Par: Charles Gardou, Anthropologue, professeurs à l’Université Lyon 2 /

Publié le : 11 Janvier 2016

Texte proposé dans le cadre de l'Initiative Valeurs de la République, du soin et de l'accompagnement.
Le titre de cet article est une citation de Paul Valéry
 
Les sociétés -et la nôtre n’y fait pas exception- se disculpent volontiers des processus structurels qui, en leur sein, produisent ou creusent les inégalités. Elles considèrent généralement les injustices et les formes de délaissement ou de maltraitance de manière différente selon leurs victimes : certaines sont dénoncées à grand bruit ; d’autres passées sous silence ou niées.
 
Les personnes fragilisées par la maladie et/ou le handicap subissent souvent une justice à géométrie variable. Or, des discours conventionnels et des préconisations éthiquement acceptables sur l’égalité des chances, le principe de non-discrimination et la dénonciation des phénomènes d’exclusion comme manquement aux droits humains fondamentaux, viennent masquer cette réalité. Notre devise républicaine Liberté, Egalité, Fraternité  se réduirait-elle à une rhétorique jugée politiquement efficace ? L’égalité serait-elle de papier : seulement juridique mais déconnectée de la vie réelle des plus fragiles, dont on se contenterait, dans une démarche rédemptrice, de conter les histoires émouvantes ?
 
Des discriminations directes persistent, qui résultent de critères, de dispositions, de pratiques, de législations, de politiques sociales inéquitables. Des discriminations indirectes découlent de carences, apparemment plus neutres mais génératrices d’évidents empêchements, parmi lesquelles le défaut d’accès à un accompagnement adapté et au soin, conçu dans sa double dimension de cure et de care. Qui l’a mieux exprimé que Paul Valéry :
« Soigner. Donner des soins, c’est aussi une politique. Cela peut être fait avec une rigueur dont la douceur est l'enveloppe essentielle. Une attention exquise à la vie que l'on veille et surveille. Une précision confiante. Une sorte d'élégance dans les actes, une présence et une légèreté, une prévision et une sorte de perception très éveillée qui observe les moindres signes. C'est une sorte d’œuvre, de poème (qui n'a jamais été écrit), que la sollicitude intelligente compose.»

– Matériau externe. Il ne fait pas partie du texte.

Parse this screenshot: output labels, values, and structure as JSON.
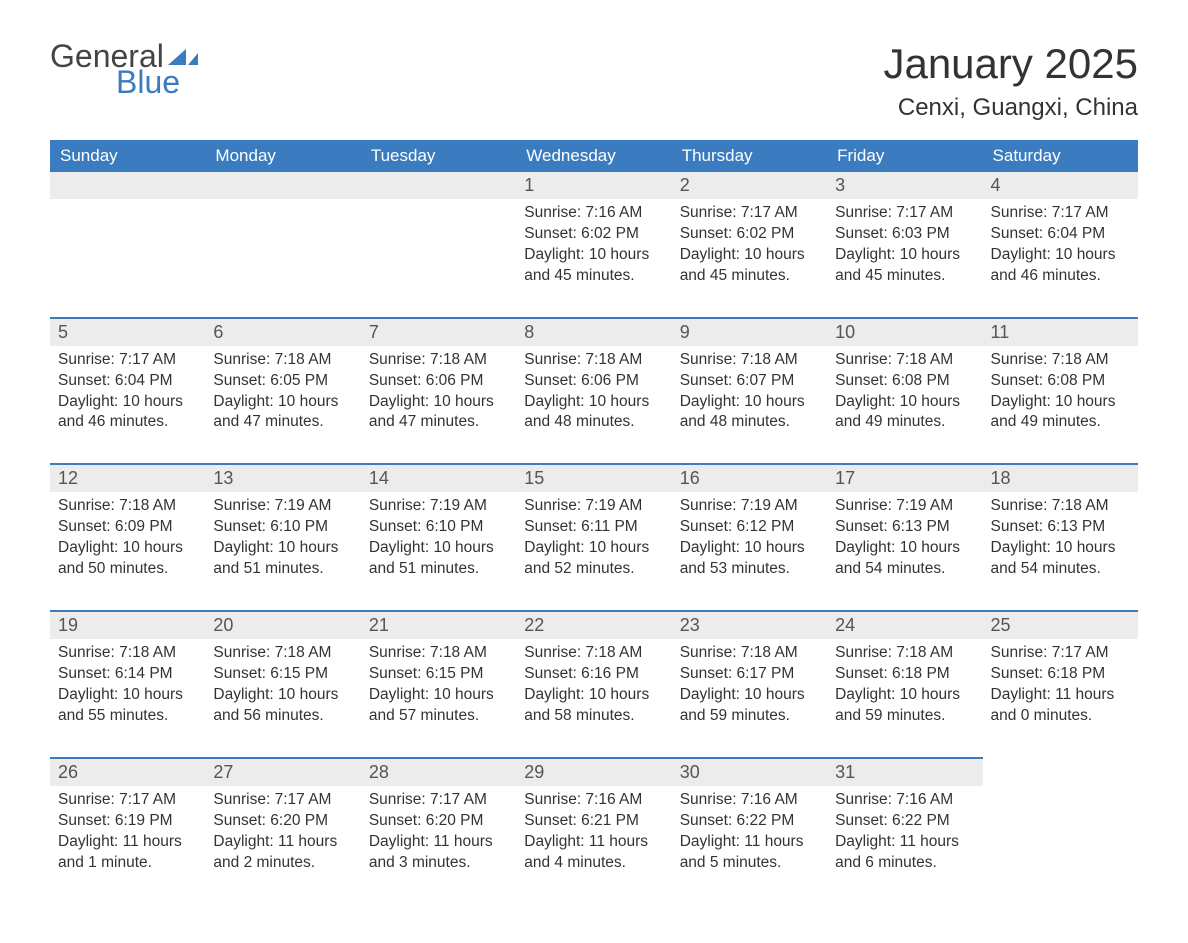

Les droits, les libertés, les garanties de respect offerts à chacun et égaux pour tous sont des « biens premiers ». Aussi le principe d’équité consiste-t-il  à agir de façon modulée, selon les besoins singuliers, pour pallier les inégalités de nature ou de situation. La négation des singularités, attachées à l'âge, au sexe, aux aptitudes, aux inclinations, aux origines, au milieu et aux circonstances de vie, au fonctionnement inégal de notre corps et de notre esprit, entrave la justice sociale, conçue en termes d’exigences d’équité. Les fragilités liées à la maladie ou au handicap exigent d’accommoder les ressources ordinaires en matière de santé, de bien-être, d’accompagnement. Ces accommodements sont la condition même de l’égalité et de la liberté. Nous le savons, l’attrait éthique des droits fondamentaux, avec leurs devoirs associés, ni leur affirmation réitérée comme valeur sacrée ne garantissent pas leur effectivité. L’égalité  formelle n’assure pas l’égalité réelle.
 
Comme l’égalité des droits, la liberté, qui vient en premier dans notre triptyque républicain, est sans nuances. Au demeurant, comment pourrait-on concevoir l’une sans l’autre ? La liberté n’est autre que le droit de donner forme à son existence dans un contexte favorable à la réalisation de soi.
 
Une société, qualifiée d’humaine, ambitionne de transmettre à chacun ce précieux legs de la liberté individuelle, parfois compromise par la maladie ou le handicap. Mais il y faut aussi de la fraternité dans les mots comme dans les comportements. La Déclaration des droits et devoirs de l’Homme et du citoyen de 1795, préambule à la Constitution de l’an III la définissait ainsi : « Ne faites pas à autrui ce que vous ne voudriez pas qu’on vous fit ; faites constamment aux autres le bien que vous voudriez en recevoir ».
Lente à naître et plus que jamais menacée par des repliements individualistes ou communautaristes outranciers, la fraternité, dernière des valeurs à rejoindre, en 1848, la devise de la République française, est une manière d’être avec les autres, tous les autres, en particulier les victimes d’une vulnérabilité additionnelle.